Since that time, US Presidents have spoken of their desire to return to the Moon, but often in terms of decades, rather than in single digits. It's easy to see why: up until recently, US spaceflight operations were focused entirely on Low Earth Orbit activities, as well as admirable cooperative international programs such as the International Space Station, and major scientific instruments such as Mars Pathfinder, Opportunity/Spirit and Curiosity. Other major concerns have redirected US attentions from spaceflight: the United States' War on Terror, which is expected to cost US taxpayers over $5 trillion dollars in the long run.

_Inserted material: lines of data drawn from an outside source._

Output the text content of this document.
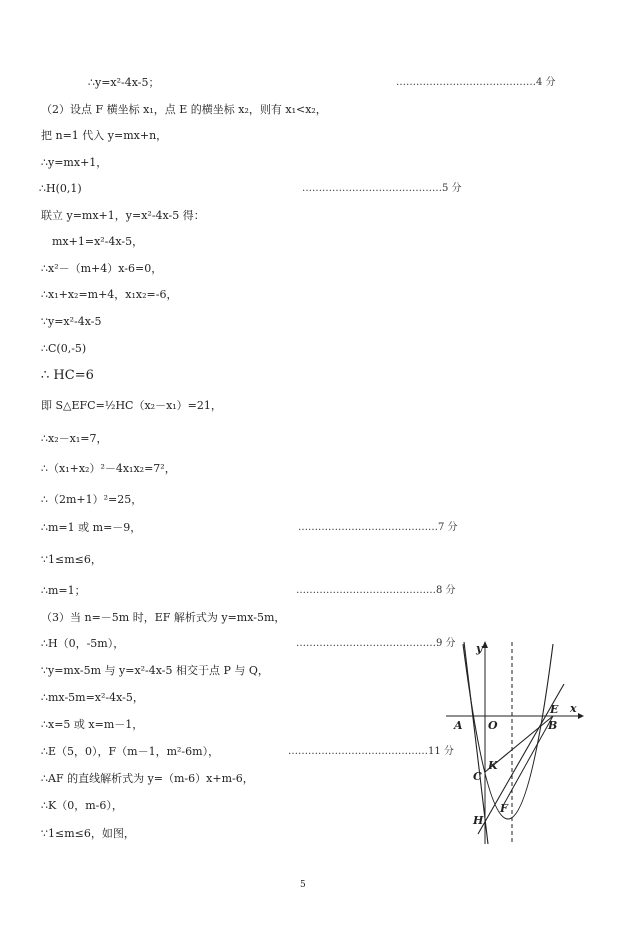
∴y=x²-4x-5；	……………………………………4 分
（2）设点 F 横坐标 x₁，点 E 的横坐标 x₂，则有 x₁<x₂，
把 n=1 代入 y=mx+n，
∴y=mx+1，
∴H(0,1)	……………………………………5 分
联立 y=mx+1，y=x²-4x-5 得：
mx+1=x²-4x-5，
∴x²－（m+4）x-6=0，
∴x₁+x₂=m+4，x₁x₂=-6，
∵y=x²-4x-5
∴C(0,-5)
∴ HC=6
即 S△EFC=½HC（x₂－x₁）=21，
∴x₂－x₁=7，
∴（x₁+x₂）²－4x₁x₂=7²，
∴（2m+1）²=25，
∴m=1 或 m=－9，	……………………………………7 分
∵1≤m≤6，
∴m=1；	……………………………………8 分
（3）当 n=－5m 时，EF 解析式为 y=mx-5m，
∴H（0，-5m），	……………………………………9 分
∵y=mx-5m 与 y=x²-4x-5 相交于点 P 与 Q，
∴mx-5m=x²-4x-5，
∴x=5 或 x=m－1，
∴E（5，0），F（m－1，m²-6m），	……………………………………11 分
∴AF 的直线解析式为 y=（m-6）x+m-6，
∴K（0，m-6），
∵1≤m≤6，如图，
y
x
A O	B
E
C
K
F
H
5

The Real Story Of Apollo 17... And Why We Never Went Back To The Moon
The launch of Orion atop a Delta IV Heavy rocket was exciting to watch, as well as newer players in the space launch field, SpaceX and Orbital Sciences Corporation, which suggesting that a new generation of infrastructure is being constructed. The reasons for visiting the Moon and potentially, other planets and bodies in our solar system, are numerous: they could be the greatest scientific endeavors of our existence, allowing us to further understand the creation of our planet and solar system and the greater world around us. More importantly though, such missions contribute to the character of the nation, demonstrating the importance of science and technology to our civilization, which will ultimately help us process and address the issues of greatest concern: the health of our planet. Hopefully, Cernan's words and hope that our absence from the Moon will be short-lived, and that we will once again explore new worlds in our lifetimes.